Deux mille kilomètres avec une balle dans le cœur

  1. L’ange gardien

    Daniel Ferrey mène une vie inexistante. Vivant de petits paris sur les chevaux pour le compte de son beau-frère grâce à d’habiles calculs et statistiques, il en vient à être la victime d’un tireur, non loin d’un abribus. Pourquoi a-t-on cherché à le tuer ? Mystère. Tout ce dont il se souvient, ce sont des mains qui se sont penchées vers lui et d’une personne qui lui a porté secours. Il n’aura alors de cesse de découvrir qui a bien pu être ce bienfaiteur.

    Ce premier roman de David Agrech interpelle rapidement par son étonnant phrasé. Racontée à la première personne, avec des chapitres très courts et un style indirect martelé, l’histoire séduit immédiatement, et l’on se plait à en savoir plus à propos de ce protagoniste singulier, antihéros absolu, tentant de vivre du mieux qu’il peut de médiocres expédients. Le récit est intelligemment bâti, il intrigue autant qu’il enjôle. Si les différents éléments finissent par se rejoindre comme les pièces du puzzle patiemment réunies, il faut néanmoins apporter un bémol, et de détail : les bavardages.
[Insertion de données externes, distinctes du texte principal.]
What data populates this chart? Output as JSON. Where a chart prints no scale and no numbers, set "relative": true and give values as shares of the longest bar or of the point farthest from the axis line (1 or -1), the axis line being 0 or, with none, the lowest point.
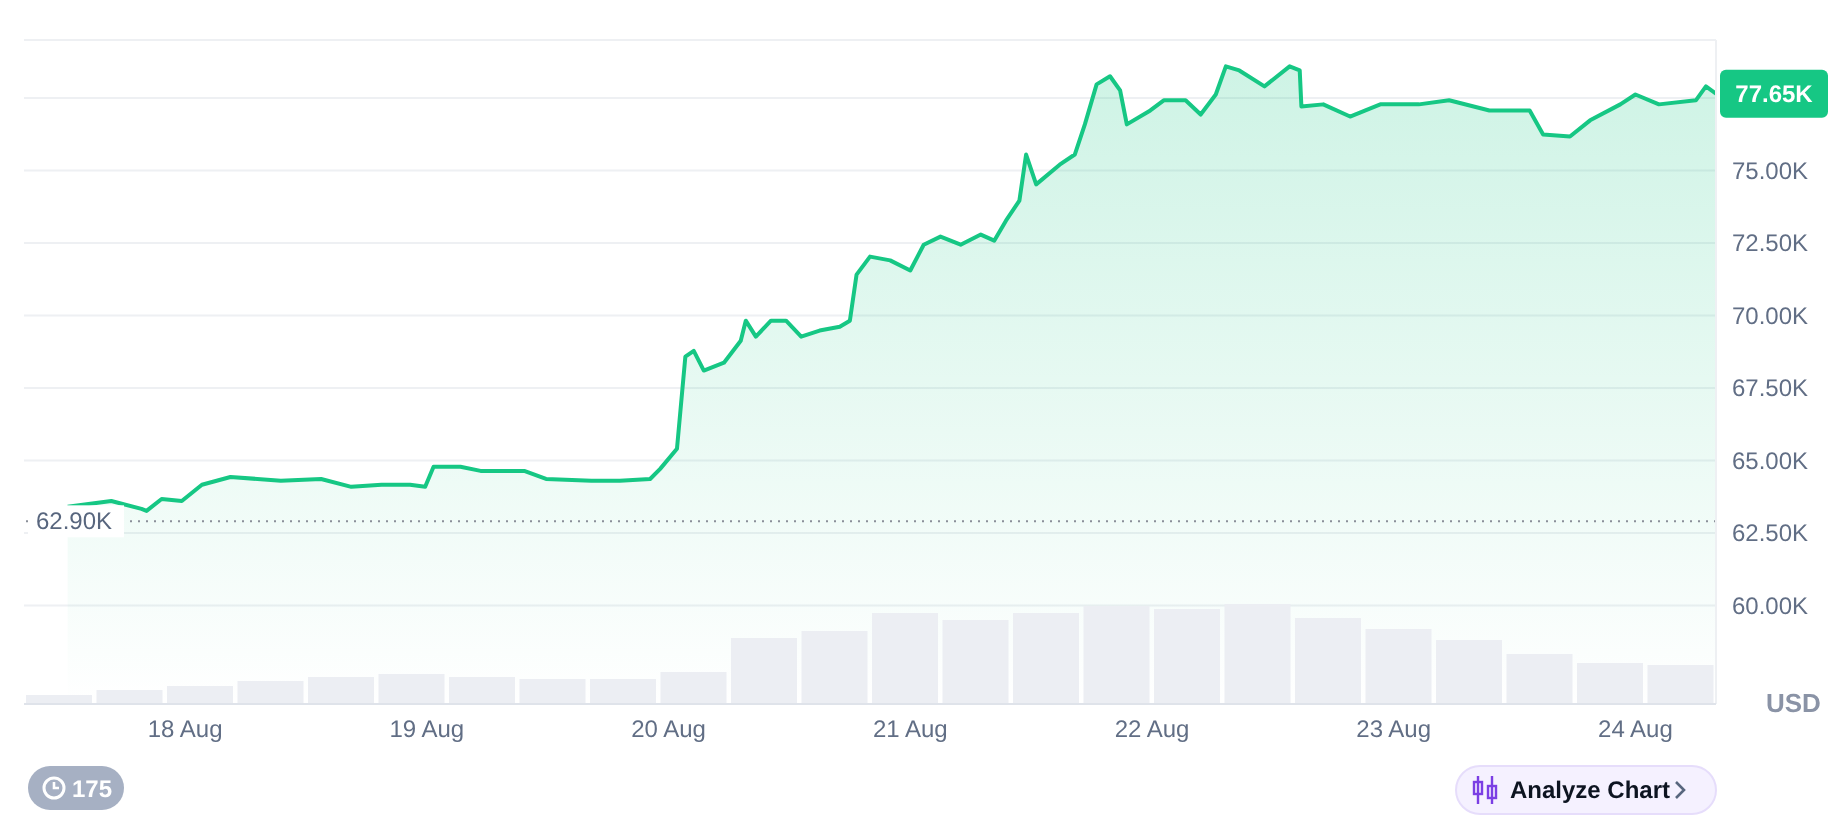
{
  "chart_data": [
    {
      "type": "area",
      "ylabel": "USD",
      "x": [
        "--08-17T12:20",
        "--08-17T16:40",
        "--08-17T19:40",
        "--08-17T20:10",
        "--08-17T21:40",
        "--08-17T23:40",
        "--08-18T01:40",
        "--08-18T04:30",
        "--08-18T09:30",
        "--08-18T13:30",
        "--08-18T16:30",
        "--08-18T19:30",
        "--08-18T22:20",
        "--08-18T23:50",
        "--08-19T00:40",
        "--08-19T03:20",
        "--08-19T05:20",
        "--08-19T09:40",
        "--08-19T11:50",
        "--08-19T16:20",
        "--08-19T19:10",
        "--08-19T22:10",
        "--08-19T23:10",
        "--08-20T00:50",
        "--08-20T01:40",
        "--08-20T02:30",
        "--08-20T03:30",
        "--08-20T05:30",
        "--08-20T07:10",
        "--08-20T07:40",
        "--08-20T08:40",
        "--08-20T10:10",
        "--08-20T11:40",
        "--08-20T13:10",
        "--08-20T15:00",
        "--08-20T17:00",
        "--08-20T18:00",
        "--08-20T18:40",
        "--08-20T20:00",
        "--08-20T22:00",
        "--08-21T00:00",
        "--08-21T01:20",
        "--08-21T03:00",
        "--08-21T05:00",
        "--08-21T07:00",
        "--08-21T08:20",
        "--08-21T09:30",
        "--08-21T10:50",
        "--08-21T11:30",
        "--08-21T12:30",
        "--08-21T14:50",
        "--08-21T16:20",
        "--08-21T17:20",
        "--08-21T18:30",
        "--08-21T19:50",
        "--08-21T20:50",
        "--08-21T21:30",
        "--08-21T23:50",
        "--08-22T01:10",
        "--08-22T03:20",
        "--08-22T04:50",
        "--08-22T06:20",
        "--08-22T07:20",
        "--08-22T08:40",
        "--08-22T11:10",
        "--08-22T13:40",
        "--08-22T14:40",
        "--08-22T14:50",
        "--08-22T17:00",
        "--08-22T19:40",
        "--08-22T22:40",
        "--08-23T02:30",
        "--08-23T05:30",
        "--08-23T09:30",
        "--08-23T13:30",
        "--08-23T14:50",
        "--08-23T17:30",
        "--08-23T19:30",
        "--08-23T22:30",
        "--08-24T00:00",
        "--08-24T02:20",
        "--08-24T06:00",
        "--08-24T07:00",
        "--08-24T08:00"
      ],
      "series": [
        {
          "color": "#16c784",
          "values": [
            63400,
            63600,
            63330,
            63260,
            63670,
            63600,
            64160,
            64430,
            64300,
            64360,
            64090,
            64160,
            64160,
            64090,
            64780,
            64780,
            64640,
            64640,
            64360,
            64300,
            64300,
            64360,
            64710,
            65400,
            68580,
            68780,
            68100,
            68370,
            69130,
            69820,
            69270,
            69820,
            69820,
            69270,
            69480,
            69610,
            69820,
            71410,
            72030,
            71900,
            71550,
            72440,
            72720,
            72440,
            72790,
            72580,
            73270,
            73960,
            75550,
            74520,
            75200,
            75550,
            76590,
            77970,
            78250,
            77760,
            76590,
            77070,
            77420,
            77420,
            76930,
            77620,
            78590,
            78450,
            77900,
            78590,
            78450,
            77210,
            77280,
            76860,
            77280,
            77280,
            77420,
            77070,
            77070,
            76240,
            76170,
            76730,
            77280,
            77620,
            77280,
            77420,
            77900,
            77650
          ]
        }
      ],
      "xlim": [
        "--08-17T08:00",
        "--08-24T08:00"
      ],
      "xticks": [
        {
          "value": "--08-18",
          "label": "18 Aug"
        },
        {
          "value": "--08-19",
          "label": "19 Aug"
        },
        {
          "value": "--08-20",
          "label": "20 Aug"
        },
        {
          "value": "--08-21",
          "label": "21 Aug"
        },
        {
          "value": "--08-22",
          "label": "22 Aug"
        },
        {
          "value": "--08-23",
          "label": "23 Aug"
        },
        {
          "value": "--08-24",
          "label": "24 Aug"
        }
      ],
      "ylim": [
        56600,
        79500
      ],
      "yticks": [
        {
          "value": 60000,
          "label": "60.00K"
        },
        {
          "value": 62500,
          "label": "62.50K"
        },
        {
          "value": 65000,
          "label": "65.00K"
        },
        {
          "value": 67500,
          "label": "67.50K"
        },
        {
          "value": 70000,
          "label": "70.00K"
        },
        {
          "value": 72500,
          "label": "72.50K"
        },
        {
          "value": 75000,
          "label": "75.00K"
        },
        {
          "value": 77500,
          "label": null
        }
      ],
      "grid": "y",
      "ref_lines": [
        {
          "axis": "y",
          "value": 62900,
          "label": "62.90K",
          "color": "#8a8f99",
          "line_style": "dotted"
        }
      ],
      "annotations": [
        {
          "text": "77.65K",
          "x": "--08-24T08:00",
          "y": 77650
        },
        "175",
        "Analyze Chart"
      ]
    },
    {
      "type": "bar",
      "relative": true,
      "color": "#eceef3",
      "categories": [
        null,
        null,
        null,
        null,
        null,
        null,
        null,
        null,
        null,
        null,
        null,
        null,
        null,
        null,
        null,
        null,
        null,
        null,
        null,
        null,
        null,
        null,
        null,
        null
      ],
      "values": [
        0.09,
        0.14,
        0.18,
        0.23,
        0.27,
        0.3,
        0.27,
        0.25,
        0.25,
        0.32,
        0.66,
        0.73,
        0.91,
        0.84,
        0.91,
        0.98,
        0.95,
        1,
        0.86,
        0.75,
        0.64,
        0.5,
        0.41,
        0.39
      ]
    }
  ]
}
David Agrech est capable de tenir de longues dizaines de pages pour expliquer sa fausse martingale pour recevoir des dividendes de ses paris équestres, sa relation chaotique avec le mannequin de chairs et d’os qui figurait sur l’abribus au moment où il a été la cible du criminel, ou encore les plus de cinquante pages où la prostituée Clara se livre quant à sa jeunesse et les raisons qui l’ont menées en France. Ces passages, étirés et furieusement prolixes, auraient probablement pu être abrégés ou rendus moins logorrhéiques, quitte à développer, par exemple, cette passion presque symbolique et fantasmée que Daniel entretient, sans la connaître, avec la personne qui lui a probablement sauvé la vie.

    Si le style est unique et l’histoire brillamment métaphorique, permettant plusieurs lectures du livre, voire plusieurs niveaux de lectures, il n’en demeure pas moins que cet opus aurait peut-être mérité davantage de retenue ou de concision. Néanmoins, ce choix littéraire est clairement voulu et assumé par David Agrech. Il faut alors se dire que l’écrivain s’adresse de prime abord moins à des habitués de romans policiers qu’à des lecteurs avides de se plonger dans un récit d’amour qui ne ressemble à aucun autre.